HIQA shows that monitoring against national standards drives improvement in the safety and quality of care in public acute hospitals
The Health Information and Quality Authority (HIQA) has today published an overview report on its monitoring activity in healthcare services in Ireland between January 2015 and December 2019. This report provides an overall analysis of the monitoring work that HIQA has carried out during this time. It identifies areas of progress that have been driven through HIQA monitoring across public acute hospitals, and outstanding opportunities for improvement.
Since 2015, HIQA has carried out over 260 inspections in public acute hospitals to assess the quality of care in internationally-recognised areas such as infection prevention and control, medication safety, maternity services, and nutrition and hydration.
HIQA monitors compliance in public acute hospitals against the National Standards for Safer Better Healthcare, and publishes its findings. These standards aim to ensure consistent and high-quality care across the hospital system. Adhering to nationally mandated standards is a key aspect of ensuring that the health system has the required underlying capacity and capability needed to provide a high-quality and safe service.

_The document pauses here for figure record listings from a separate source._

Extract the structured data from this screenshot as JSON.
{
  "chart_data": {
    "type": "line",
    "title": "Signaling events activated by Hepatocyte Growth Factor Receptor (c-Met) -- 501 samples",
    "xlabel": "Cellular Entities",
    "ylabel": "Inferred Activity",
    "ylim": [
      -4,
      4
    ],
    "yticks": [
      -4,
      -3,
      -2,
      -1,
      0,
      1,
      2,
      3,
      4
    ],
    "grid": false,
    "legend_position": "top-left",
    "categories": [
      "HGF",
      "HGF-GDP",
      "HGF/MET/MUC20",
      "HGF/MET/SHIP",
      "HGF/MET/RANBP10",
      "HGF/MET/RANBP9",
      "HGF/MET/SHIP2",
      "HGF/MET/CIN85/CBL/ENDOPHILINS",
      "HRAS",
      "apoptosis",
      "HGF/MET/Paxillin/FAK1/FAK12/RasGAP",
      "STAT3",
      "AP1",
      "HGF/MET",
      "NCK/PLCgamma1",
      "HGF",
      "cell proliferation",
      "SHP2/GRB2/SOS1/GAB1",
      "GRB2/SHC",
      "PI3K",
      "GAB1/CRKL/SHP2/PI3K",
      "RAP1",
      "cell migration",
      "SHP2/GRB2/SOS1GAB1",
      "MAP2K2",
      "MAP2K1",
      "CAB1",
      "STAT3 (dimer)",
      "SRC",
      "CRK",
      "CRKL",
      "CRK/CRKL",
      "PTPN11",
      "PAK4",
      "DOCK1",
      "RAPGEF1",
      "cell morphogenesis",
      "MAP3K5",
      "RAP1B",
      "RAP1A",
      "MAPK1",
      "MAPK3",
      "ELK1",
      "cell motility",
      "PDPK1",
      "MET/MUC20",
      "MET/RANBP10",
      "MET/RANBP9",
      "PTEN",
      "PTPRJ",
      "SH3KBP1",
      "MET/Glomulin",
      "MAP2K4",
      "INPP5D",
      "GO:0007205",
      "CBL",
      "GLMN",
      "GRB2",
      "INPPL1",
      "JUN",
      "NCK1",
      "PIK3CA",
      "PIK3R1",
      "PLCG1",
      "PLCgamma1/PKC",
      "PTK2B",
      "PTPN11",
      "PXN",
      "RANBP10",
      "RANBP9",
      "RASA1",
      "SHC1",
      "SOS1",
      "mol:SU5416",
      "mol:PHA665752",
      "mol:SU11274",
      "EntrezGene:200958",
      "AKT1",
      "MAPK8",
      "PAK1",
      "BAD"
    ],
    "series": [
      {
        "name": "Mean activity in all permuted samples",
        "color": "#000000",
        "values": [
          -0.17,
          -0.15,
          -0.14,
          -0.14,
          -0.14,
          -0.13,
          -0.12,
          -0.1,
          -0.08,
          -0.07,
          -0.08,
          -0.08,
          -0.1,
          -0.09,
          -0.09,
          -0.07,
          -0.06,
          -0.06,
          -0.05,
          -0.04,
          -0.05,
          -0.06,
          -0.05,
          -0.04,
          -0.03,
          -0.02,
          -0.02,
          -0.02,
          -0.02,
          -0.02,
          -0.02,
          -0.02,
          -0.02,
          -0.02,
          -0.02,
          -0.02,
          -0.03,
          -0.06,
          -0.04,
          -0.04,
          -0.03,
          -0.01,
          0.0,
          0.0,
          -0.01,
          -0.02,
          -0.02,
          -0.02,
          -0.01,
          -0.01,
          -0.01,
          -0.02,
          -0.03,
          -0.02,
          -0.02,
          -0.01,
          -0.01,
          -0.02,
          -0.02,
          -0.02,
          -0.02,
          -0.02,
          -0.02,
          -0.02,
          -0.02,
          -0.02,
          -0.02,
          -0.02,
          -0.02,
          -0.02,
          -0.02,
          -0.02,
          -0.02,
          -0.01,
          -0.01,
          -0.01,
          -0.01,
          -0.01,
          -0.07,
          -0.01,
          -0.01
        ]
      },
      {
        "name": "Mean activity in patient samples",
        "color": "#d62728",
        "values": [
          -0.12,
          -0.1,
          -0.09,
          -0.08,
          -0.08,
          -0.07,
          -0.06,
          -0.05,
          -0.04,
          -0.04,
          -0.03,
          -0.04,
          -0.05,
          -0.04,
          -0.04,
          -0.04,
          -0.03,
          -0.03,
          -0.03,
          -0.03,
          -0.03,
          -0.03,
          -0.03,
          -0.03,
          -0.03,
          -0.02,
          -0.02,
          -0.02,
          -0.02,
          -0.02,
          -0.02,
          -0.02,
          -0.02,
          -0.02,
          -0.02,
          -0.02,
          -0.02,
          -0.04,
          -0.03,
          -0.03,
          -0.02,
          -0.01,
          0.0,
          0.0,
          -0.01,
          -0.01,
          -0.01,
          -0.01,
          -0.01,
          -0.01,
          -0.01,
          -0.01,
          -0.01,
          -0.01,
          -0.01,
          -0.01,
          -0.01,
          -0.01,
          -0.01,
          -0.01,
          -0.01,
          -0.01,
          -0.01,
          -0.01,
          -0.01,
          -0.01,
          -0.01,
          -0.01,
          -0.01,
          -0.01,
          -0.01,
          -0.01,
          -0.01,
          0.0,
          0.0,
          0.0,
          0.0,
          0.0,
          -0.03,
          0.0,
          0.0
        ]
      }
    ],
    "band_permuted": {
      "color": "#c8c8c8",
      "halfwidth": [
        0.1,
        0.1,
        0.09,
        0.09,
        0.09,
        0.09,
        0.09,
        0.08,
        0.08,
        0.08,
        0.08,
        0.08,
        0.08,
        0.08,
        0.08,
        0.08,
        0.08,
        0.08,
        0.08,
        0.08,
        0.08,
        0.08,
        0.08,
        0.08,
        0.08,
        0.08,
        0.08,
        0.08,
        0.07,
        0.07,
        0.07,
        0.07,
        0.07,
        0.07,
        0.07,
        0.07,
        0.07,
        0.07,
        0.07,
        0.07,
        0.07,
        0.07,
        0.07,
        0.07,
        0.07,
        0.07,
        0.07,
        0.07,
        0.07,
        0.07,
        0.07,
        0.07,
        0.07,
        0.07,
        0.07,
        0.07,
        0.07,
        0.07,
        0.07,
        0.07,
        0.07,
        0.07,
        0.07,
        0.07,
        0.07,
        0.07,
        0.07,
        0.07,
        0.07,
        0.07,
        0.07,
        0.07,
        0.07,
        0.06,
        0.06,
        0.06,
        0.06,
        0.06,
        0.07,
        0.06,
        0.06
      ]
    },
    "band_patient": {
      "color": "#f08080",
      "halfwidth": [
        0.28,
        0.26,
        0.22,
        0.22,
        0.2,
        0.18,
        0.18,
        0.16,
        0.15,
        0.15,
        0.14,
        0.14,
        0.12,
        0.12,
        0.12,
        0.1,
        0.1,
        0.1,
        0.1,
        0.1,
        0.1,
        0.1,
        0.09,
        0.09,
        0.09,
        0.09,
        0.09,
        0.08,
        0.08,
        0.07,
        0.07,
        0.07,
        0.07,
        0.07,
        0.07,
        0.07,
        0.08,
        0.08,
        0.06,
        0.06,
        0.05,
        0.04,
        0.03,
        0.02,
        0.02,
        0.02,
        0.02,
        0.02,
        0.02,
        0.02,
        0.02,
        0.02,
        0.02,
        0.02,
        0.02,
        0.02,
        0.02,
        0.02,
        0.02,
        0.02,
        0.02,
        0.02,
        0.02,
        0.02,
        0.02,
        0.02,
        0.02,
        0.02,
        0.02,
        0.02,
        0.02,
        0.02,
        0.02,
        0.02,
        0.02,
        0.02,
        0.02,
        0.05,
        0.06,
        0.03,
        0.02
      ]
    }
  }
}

HIQA’s Director of Regulation, Mary Dunnion, said: “Our experience over the last five years, as outlined through this report, shows how a focus on monitoring compliance with national standards has contributed to tangible improvements and change across public acute hospitals, to ensure the delivery of safer better healthcare. This, combined with some increased investment in certain areas, better collective learning and more effective systems of oversight of performance in services, has contributed to improved quality and safety of these healthcare services.”
Despite a current lack of enforcement powers in healthcare settings, HIQA’s monitoring work has the potential to act as a catalyst for significant improvement in our healthcare services. One such example relates to the work that HIQA has engaged in over many years in the area of infection prevention and control and antimicrobial stewardship. A focus on this area by HIQA has seen an improvement within the acute hospital system’s long-term ability to sustainably address this area of risk – something that will continue to prove critical as the health system responds to COVID-19.
Sean Egan, HIQA’s Head of Healthcare, said: “We believe that overall, healthcare governance and risk management structures have improved in public acute hospitals over the past five years. Our findings demonstrate the importance of how good governance and management, strengthened by an ethos of staff professionalism and team working, is the first line of defence when providing safe, high-quality and reliable healthcare.”
Sean Egan continued: “Future legislation under development will see HIQA’s role in the healthcare setting expand to include monitoring against standards in private healthcare, including the introduction of licensing of healthcare facilities. As both HIQA and healthcare providers prepare for this change, it will be important to learn from, and build upon, the experiences gained through monitoring by HIQA against national standards over the past number of years. This report provides an overview of this work, in the interest of assisting with these preparations.”